Cross-sectionally, the probability of depressive symptoms increased with increasing HbA1c levels until approximately the value of 8% after which there was a plateau. In longitudinal analyses, we found a modest association between diagnosed diabetes at baseline and depressive symptoms at follow up. The magnitude of this association is comparable to a recent study that employed data from general practices to examine the association between diabetes and subsequent risk of depression (Aarts et al. 2009
). Injecting insulin and limited knowledge about diabetes management were both associated with greater risk of reporting depressive symptoms at baseline, but these factors did not predict subsequent depression at follow up after taking into account the baseline association. Consistent with cross-sectional findings from other recent studies (Adriaanse et al. 2008
; Gale et al. 2010
), participants with impaired glucose metabolism at baseline were at risk of subsequent depression. However, in several other studies impaired glucose tolerance or undiagnosed diabetes was associated with lower risk of depression (Golden et al. 2008
; Icks et al. 2008
) or not associated with depression at all (Knol et al. 2007
; Rhee et al. 2008
; Holt et al. 2009
; Aujla et al. 2009
). Indeed, when we used fasting glucose as an indicator of impaired fasting glucose there was no association with depression. Therefore these discrepancies might possibly be explained by differences in the methods to assess glucose metabolism, and also characteristics of the samples and measures of depression.
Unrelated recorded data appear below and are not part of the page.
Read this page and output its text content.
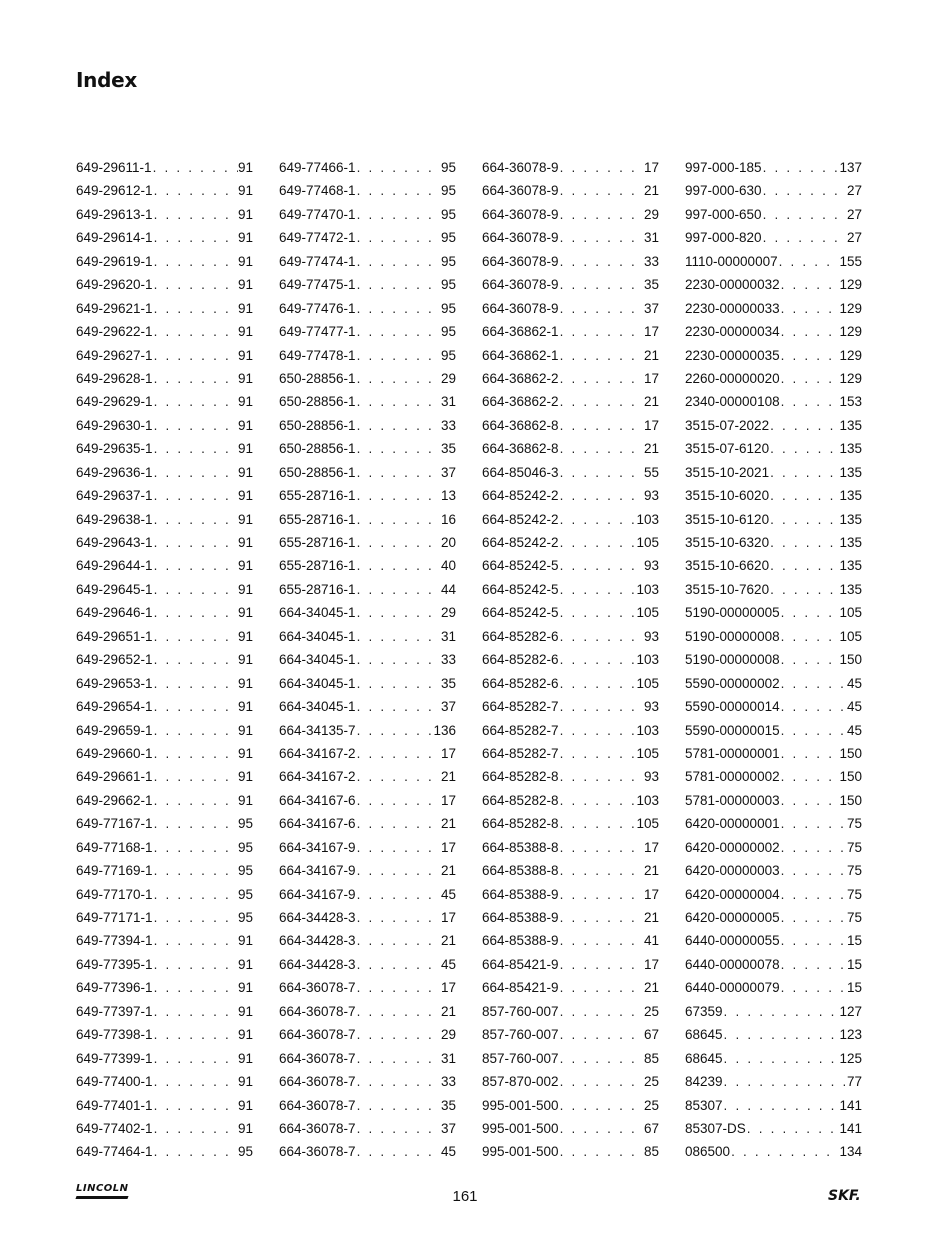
Index
649-29611-1 . . .	91
649-29612-1 . . .	91
649-29613-1 . . .	91
649-29614-1 . . .	91
649-29619-1 . . .	91
649-29620-1 . . .	91
649-29621-1 . . .	91
649-29622-1 . . .	91
649-29627-1 . . .	91
649-29628-1 . . .	91
649-29629-1 . . .	91
649-29630-1 . . .	91
649-29635-1 . . .	91
649-29636-1 . . .	91
649-29637-1 . . .	91
649-29638-1 . . .	91
649-29643-1 . . .	91
649-29644-1 . . .	91
649-29645-1 . . .	91
649-29646-1 . . .	91
649-29651-1 . . .	91
649-29652-1 . . .	91
649-29653-1 . . .	91
649-29654-1 . . .	91
649-29659-1 . . .	91
649-29660-1 . . .	91
649-29661-1 . . .	91
649-29662-1 . . .	91
649-77167-1 . . .	95
649-77168-1 . . .	95
649-77169-1 . . .	95
649-77170-1 . . .	95
649-77171-1 . . .	95
649-77394-1 . . .	91
649-77395-1 . . .	91
649-77396-1 . . .	91
649-77397-1 . . .	91
649-77398-1 . . .	91
649-77399-1 . . .	91
649-77400-1 . . .	91
649-77401-1 . . .	91
649-77402-1 . . .	91
649-77464-1 . . .	95
649-77466-1 . . .	95
649-77468-1 . . .	95
649-77470-1 . . .	95
649-77472-1 . . .	95
649-77474-1 . . .	95
649-77475-1 . . .	95
649-77476-1 . . .	95
649-77477-1 . . .	95
649-77478-1 . . .	95
650-28856-1 . . .	29
650-28856-1 . . .	31
650-28856-1 . . .	33
650-28856-1 . . .	35
650-28856-1 . . .	37
655-28716-1 . . .	13
655-28716-1 . . .	16
655-28716-1 . . .	20
655-28716-1 . . .	40
655-28716-1 . . .	44
664-34045-1 . . .	29
664-34045-1 . . .	31
664-34045-1 . . .	33
664-34045-1 . . .	35
664-34045-1 . . .	37
664-34135-7 . . .	136
664-34167-2 . . .	17
664-34167-2 . . .	21
664-34167-6 . . .	17
664-34167-6 . . .	21
664-34167-9 . . .	17
664-34167-9 . . .	21
664-34167-9 . . .	45
664-34428-3 . . .	17
664-34428-3 . . .	21
664-34428-3 . . .	45
664-36078-7 . . .	17
664-36078-7 . . .	21
664-36078-7 . . .	29
664-36078-7 . . .	31
664-36078-7 . . .	33
664-36078-7 . . .	35
664-36078-7 . . .	37
664-36078-7 . . .	45
664-36078-9 . . .	17
664-36078-9 . . .	21
664-36078-9 . . .	29
664-36078-9 . . .	31
664-36078-9 . . .	33
664-36078-9 . . .	35
664-36078-9 . . .	37
664-36862-1 . . .	17
664-36862-1 . . .	21
664-36862-2 . . .	17
664-36862-2 . . .	21
664-36862-8 . . .	17
664-36862-8 . . .	21
664-85046-3 . . .	55
664-85242-2 . . .	93
664-85242-2 . . .	103
664-85242-2 . . .	105
664-85242-5 . . .	93
664-85242-5 . . .	103
664-85242-5 . . .	105
664-85282-6 . . .	93
664-85282-6 . . .	103
664-85282-6 . . .	105
664-85282-7 . . .	93
664-85282-7 . . .	103
664-85282-7 . . .	105
664-85282-8 . . .	93
664-85282-8 . . .	103
664-85282-8 . . .	105
664-85388-8 . . .	17
664-85388-8 . . .	21
664-85388-9 . . .	17
664-85388-9 . . .	21
664-85388-9 . . .	41
664-85421-9 . . .	17
664-85421-9 . . .	21
857-760-007 . . .	25
857-760-007 . . .	67
857-760-007 . . .	85
857-870-002 . . .	25
995-001-500 . . .	25
995-001-500 . . .	67
995-001-500 . . .	85
997-000-185 . . .	137
997-000-630 . . .	27
997-000-650 . . .	27
997-000-820 . . .	27
1110-00000007 . . .	155
2230-00000032 . . .	129
2230-00000033 . . .	129
2230-00000034 . . .	129
2230-00000035 . . .	129
2260-00000020 . . .	129
2340-00000108 . . .	153
3515-07-2022 . . .	135
3515-07-6120 . . .	135
3515-10-2021 . . .	135
3515-10-6020 . . .	135
3515-10-6120 . . .	135
3515-10-6320 . . .	135
3515-10-6620 . . .	135
3515-10-7620 . . .	135
5190-00000005 . . .	105
5190-00000008 . . .	105
5190-00000008 . . .	150
5590-00000002 . . .	45
5590-00000014 . . .	45
5590-00000015 . . .	45
5781-00000001 . . .	150
5781-00000002 . . .	150
5781-00000003 . . .	150
6420-00000001 . . .	75
6420-00000002 . . .	75
6420-00000003 . . .	75
6420-00000004 . . .	75
6420-00000005 . . .	75
6440-00000055 . . .	15
6440-00000078 . . .	15
6440-00000079 . . .	15
67359 . . .	127
68645 . . .	123
68645 . . .	125
84239 . . .	77
85307 . . .	141
85307-DS . . .	141
086500 . . .	134
LINCOLN	161	SKF.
However, given that the majority of previous studies have been cross-sectional, the prospective nature of our study adds considerably to the current evidence base.
The highest probability of depression was observed at A1C levels of 8 – 9%, which might reflect unrecognised, pre-clinical diabetes and the presence of undiagnosed symptoms. We did not observe increased risk of depressive symptoms among individuals with very low glucose levels. Such an association was previously observed in the Whitehall II cohort (Kivimaki et al. 2009
), but not in the Vietnam Experience Study, where study participants were, on average, 20 years younger (Gale et al. 2010
). The reason for this discrepancy was suggested to be a higher prevalence of underlying chronic conditions that potentially relate to low glucose and increased depression risk in Whitehall II. However, the participants in present study were older than those in both previous studies and we observed no elevation in depression towards the low end of the A1C distribution. Lastly, slightly stronger associations between A1C and depressive symptoms were observed among men, although these sex differences were not statistically significant (p=0.08 for sex interaction). The reasons for this possible sex difference remain unclear and the findings are not consistent with a recent study in women (Pan et al. 2010
). The mechanisms linking diabetes and depression also remain unclear. Depression could result from the biochemical changes directly caused by diabetes, its treatment, or from the distress associated with living with diabetes and its often debilitating consequences. For example, preliminary evidence found brain abnormalities, such as reduced white matter volume and enlarged cerebrospinal fluid space, in obese adolescents with type II diabetes, which might result from a combination of subtle vascular changes and glucose abnormalities (Yau et al. 2010
). A common causal pathway for depression and diabetes is also a possibility, with early factors, such as low birth weight and childhood adversity predisposing individuals to both obesity/type 2 diabetes (de Lauzon-Guillain et al. 2010
; Thomas et al. 2008
) and depression (Colman et al. 2007
The strengths of this study include the sampling of a large, representative general population-based group, and the well characterised study members which facilitates insights into the role of potential confounding factors, and the prospective element of the study design. The limitations of the present study should also be recognized. Participants retained in our analyses generally reported lower levels of depressive symptoms and better health compared with the overall sample, although the analytic approach that we used accounted for missing data in estimating the association between glucose indicators, diabetes and depression. In fact, weighting for non-response actually had a minimal impact on the results, providing evidence against bias due to selective sample retention. Although the definition of diabetes was not only based on self report but also on objective blood measures, we were unable to differentiate between type I and II. However, it is likely that the majority of cases were type II since this is by far the most prevalent condition in the general adult population.